C’est l’Association des professeurs de sciences économiques et sociales (APSES) qui vient de tirer le signal d’alarme, dans un communiqué publié le 2 avril (que l'on peut télécharger ici). Dans ce communiqué, l’APSES, qui de longue date mène des combats courageux pour la défense de l’enseignement des sciences économiques et sociales dans le secondaire, signale ainsi – ce qui était passé inaperçu – que la ministre de l’éducation nationale, Najat Vallaud-Belkacem, a pris un arrêté le 28 mars (on peut le consulter ici), faisant entrer de nouvelles personnalités au sein du CNEE, parmi lesquelles Jean-Pierre Boisivon (ancien délégué général de l’Institut de l’entreprise), Michel Pébereau (ancien président de la même officine patronale, ancien patron de BNP Paribas et éminence grise du capitalisme parisien) et Xavier Huillard (actuel président de la même officine et patron du groupe Vinci).

Le CNEE n’a, certes, pas de compétence directe sur les programmes – c’est au Conseil supérieur des programmes (CSP) qu’incombe la mission de formuler des avis dans ce domaine. Mais dans la galaxie des commissions consultatives qui gravite autour de l’éducation nationale, le Conseil national éducation économie (CNEE) joue un rôle important puisqu’il constitue, selon le site internet du ministère de l’éducation nationale, « une instance de dialogue et de prospective qui vise à mieux articuler les enjeux éducatifs et les enjeux économiques ».

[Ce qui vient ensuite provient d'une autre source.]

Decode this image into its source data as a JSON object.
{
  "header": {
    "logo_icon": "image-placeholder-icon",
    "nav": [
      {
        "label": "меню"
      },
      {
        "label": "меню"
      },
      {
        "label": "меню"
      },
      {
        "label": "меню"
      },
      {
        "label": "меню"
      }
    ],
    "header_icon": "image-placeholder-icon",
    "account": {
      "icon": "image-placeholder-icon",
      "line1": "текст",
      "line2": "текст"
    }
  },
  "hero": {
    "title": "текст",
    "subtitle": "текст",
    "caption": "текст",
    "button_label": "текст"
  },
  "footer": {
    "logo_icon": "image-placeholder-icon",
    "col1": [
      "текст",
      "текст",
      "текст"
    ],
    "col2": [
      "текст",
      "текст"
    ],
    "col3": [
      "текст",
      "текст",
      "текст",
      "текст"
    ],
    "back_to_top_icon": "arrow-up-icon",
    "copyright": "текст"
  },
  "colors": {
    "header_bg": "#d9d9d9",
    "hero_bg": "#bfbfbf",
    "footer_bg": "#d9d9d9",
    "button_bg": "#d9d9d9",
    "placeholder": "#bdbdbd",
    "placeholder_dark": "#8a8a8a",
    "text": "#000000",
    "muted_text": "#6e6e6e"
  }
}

Or, le patronat n’a eu de cesse ces dernières décennies de mettre le pied dans la porte des collèges et des lycées, pour essayer d’y jouer un rôle croissant et élargir son influence, notamment pour peser sur la culture économique et sociale qui est diffusée dans le monde éducatif. On comprend donc l’émotion de l’APSES à la lecture de l’arrêté du 28 mars, compte tenu du profil de trois des nouveaux entrants, qui ont donc tous joué les premiers rôles au sein de l’Institut de l’entreprise, l’un des lobbys patronaux parmi les plus actifs.

Pourquoi Najat Vallaud-Belkacem a-t-elle fait ce choix ? Il faut avouer qu’on peut être légitimement stupéfait, ayant à l’esprit les états de service des nouveaux entrants dans cette enceinte.

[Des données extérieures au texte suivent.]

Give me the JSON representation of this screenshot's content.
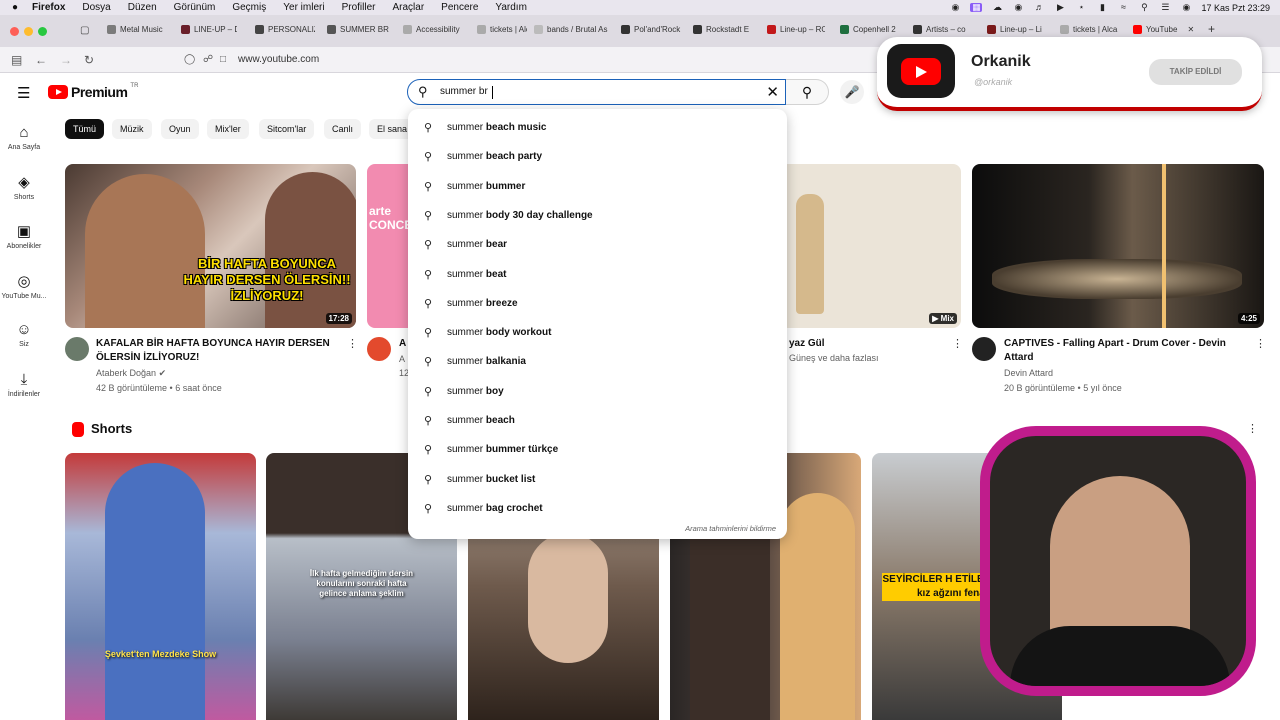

D’abord, BNP Paribas, dont Michel Pébereau a longtemps été la figure tutélaire, traîne derrière elle un nombre de casseroles incalculables. C’est l’établissement que la justice américaine a gravement mis en cause pour « falsification de documents commerciaux » et « collusion », dans l’affaire de violation des embargos américains sur l'Iran, le Soudan et Cuba. C’est également la banque française qui dispose du plus grand nombre de succursales dans les paradis fiscaux. C’est aussi l’établissement qui symbolise le plus en France la porosité entre le monde de la finance et celui du pouvoir politique : ne se souvient-on pas de cette nuit où, en pleine tourmente financière consécutive à l’effondrement de la banque Lehmann aux États-Unis, Michel Pébereau s’était installé dans le bureau de Christine Lagarde, à l’époque ministre des finances, lui dictant les mesures qu’il fallait prendre en faveur des banques ?

Et de Vinci, dont Xavier Huillard est le PDG, on pourrait en dire tout autant. C’est, pour ne citer que cela, le groupe qui a le plus défrayé la chronique en gorgeant son précédent patron, Antoine Zacharias, d’un tas d’or scandaleux qui a atteint 250 millions d’euros, lors de son départ à la retraite ; et quand, finalement, Xavier Huillard a pris sa succession, les engagements de vertu n’ont guère duré, et la boulimie, notamment en stock-options, a repris…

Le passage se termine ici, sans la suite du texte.